Bölüm Otuz Dokuz

4.2K 393 16
                                    

   Tesislerin eğitim salonu bugün çok kalabalıktı.

 Sağ yumruğumu siyah kum torbasına geçirdim. Burada kullanılan kum torbaları normalden fazlasıyla sert oluyordu. Clay’in sözlerini hatırladım. Belki de tekmelerim daha güçlüdür. Beş-altı kez hızla kum torbasını tekmeledim. En azından hafiften sarsılmıştı, yumruk attığımda yerinden bile kımıldamıyordu.

  Arkamı döndüğümde bir bıçağın hızla bana doğru geldiğini gördüm. Nefesim tutulmuştu. Sadece bir saniye içinde hemen boynuma gelmişti. Ama bir el bıçağı hava yakalayıp durdurdu. Hızla kesik nefesler alarak bir süre bıçağa baktım. Sağımda duran Nate’i gördüm. Avucuyla bıçağın keskin tarafını kavramıştı ve elinden kanlar damlıyordu. Biraz ileriye baktığımda bıçağın sahibinin sarışın, benden en fazla birkaç santimetre uzun olan bir genç erkek olduğunu gördüm. Koşarak yanımıza geldi ve çok fazla özür diledi.

  ‘’Ben gerçekten çok özür dilerim. Ben orayı…’’ Eliyle biraz ileride duran hedef tahtasını gösterdi. ‘’Orayı hedeflemiştim. Gerçekten çok üzgünüm.’’

  Başımı sağa sola salladım. ‘’Sorun değil.’’

  ‘’Sorun değil mi?’’ diye sordu Nate. Başımı hafifçe ona çevirdim. Gözleri öfkeyle bakıyordu ve eliyle hala bıçağın sivri kısmını sıkıyordu. Ona sakin ol bakışı attım.
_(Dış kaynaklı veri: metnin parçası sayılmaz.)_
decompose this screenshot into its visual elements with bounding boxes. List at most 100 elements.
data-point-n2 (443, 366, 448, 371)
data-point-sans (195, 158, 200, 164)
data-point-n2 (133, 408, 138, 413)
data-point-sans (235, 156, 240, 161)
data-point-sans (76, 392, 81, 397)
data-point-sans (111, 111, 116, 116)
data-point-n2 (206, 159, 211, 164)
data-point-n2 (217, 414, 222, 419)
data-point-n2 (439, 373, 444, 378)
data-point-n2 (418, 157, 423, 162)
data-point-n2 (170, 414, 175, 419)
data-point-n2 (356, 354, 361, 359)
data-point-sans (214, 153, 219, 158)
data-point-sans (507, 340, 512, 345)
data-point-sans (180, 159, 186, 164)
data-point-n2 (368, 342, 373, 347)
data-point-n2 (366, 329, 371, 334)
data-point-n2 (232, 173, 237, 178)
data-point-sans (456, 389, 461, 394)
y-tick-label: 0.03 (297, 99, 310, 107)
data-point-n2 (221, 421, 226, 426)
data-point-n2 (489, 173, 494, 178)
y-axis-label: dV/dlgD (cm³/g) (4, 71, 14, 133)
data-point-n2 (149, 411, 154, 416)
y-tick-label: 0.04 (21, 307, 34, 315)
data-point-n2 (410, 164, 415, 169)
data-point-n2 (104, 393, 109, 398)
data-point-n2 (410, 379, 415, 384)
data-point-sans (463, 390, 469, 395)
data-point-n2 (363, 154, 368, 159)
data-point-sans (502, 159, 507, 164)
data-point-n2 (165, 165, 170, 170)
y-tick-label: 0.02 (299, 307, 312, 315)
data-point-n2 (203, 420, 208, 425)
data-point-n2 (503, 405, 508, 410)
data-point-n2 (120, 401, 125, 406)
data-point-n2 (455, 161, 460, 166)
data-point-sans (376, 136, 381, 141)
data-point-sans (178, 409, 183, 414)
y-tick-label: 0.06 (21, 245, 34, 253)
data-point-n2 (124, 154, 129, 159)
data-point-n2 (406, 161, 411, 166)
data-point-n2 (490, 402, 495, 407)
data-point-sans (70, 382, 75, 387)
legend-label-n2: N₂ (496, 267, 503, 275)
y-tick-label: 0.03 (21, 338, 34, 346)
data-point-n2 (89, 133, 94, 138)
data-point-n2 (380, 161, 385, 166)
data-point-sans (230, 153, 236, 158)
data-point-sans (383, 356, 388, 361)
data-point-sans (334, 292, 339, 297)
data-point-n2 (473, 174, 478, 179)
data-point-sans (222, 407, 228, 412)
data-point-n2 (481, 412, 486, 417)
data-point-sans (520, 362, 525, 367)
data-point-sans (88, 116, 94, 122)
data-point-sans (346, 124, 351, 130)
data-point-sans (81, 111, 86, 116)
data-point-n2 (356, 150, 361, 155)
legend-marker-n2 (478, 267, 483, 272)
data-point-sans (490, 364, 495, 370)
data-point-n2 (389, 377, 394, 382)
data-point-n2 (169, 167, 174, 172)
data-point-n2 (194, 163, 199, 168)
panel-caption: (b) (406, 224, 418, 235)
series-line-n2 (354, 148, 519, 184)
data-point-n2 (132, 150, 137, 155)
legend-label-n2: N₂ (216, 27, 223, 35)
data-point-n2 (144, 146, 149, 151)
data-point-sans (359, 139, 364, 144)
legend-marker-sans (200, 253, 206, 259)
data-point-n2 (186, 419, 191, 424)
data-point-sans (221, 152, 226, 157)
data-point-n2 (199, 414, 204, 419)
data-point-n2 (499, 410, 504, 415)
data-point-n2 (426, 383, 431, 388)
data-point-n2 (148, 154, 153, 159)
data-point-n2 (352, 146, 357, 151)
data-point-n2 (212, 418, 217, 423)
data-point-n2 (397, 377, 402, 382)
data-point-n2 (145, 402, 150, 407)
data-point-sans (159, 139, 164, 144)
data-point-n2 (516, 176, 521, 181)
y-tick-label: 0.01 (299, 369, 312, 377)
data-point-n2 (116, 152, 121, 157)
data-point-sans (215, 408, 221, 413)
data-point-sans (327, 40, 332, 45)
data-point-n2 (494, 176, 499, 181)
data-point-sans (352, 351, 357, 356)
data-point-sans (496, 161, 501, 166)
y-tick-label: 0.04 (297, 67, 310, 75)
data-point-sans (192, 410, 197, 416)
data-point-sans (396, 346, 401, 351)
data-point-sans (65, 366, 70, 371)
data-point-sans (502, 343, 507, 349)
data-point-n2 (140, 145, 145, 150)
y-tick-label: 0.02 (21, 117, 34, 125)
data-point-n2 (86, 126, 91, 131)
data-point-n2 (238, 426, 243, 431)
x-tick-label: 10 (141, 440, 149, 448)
Nate, çocuğa döndü. ‘’Onu öldürebilirdin.’’

  Çocuk telaşla başını sağa sola salladı. ‘’Kalbinden yukarıdaydı. Ölmezdi.’’

  ‘’Bu hızla gelen bir bıçak kafasını koparabilirdi. Bu da onu öldürürdü.’’ Nate’in sesi düz ama sertti.

  ‘’Ben… Gerçekten üzgünüm.’’

  ‘’Nate!’’ dedim. ‘’Bıçağını ver ona da gitsin.’’ Sesimi yumuşak tuttum.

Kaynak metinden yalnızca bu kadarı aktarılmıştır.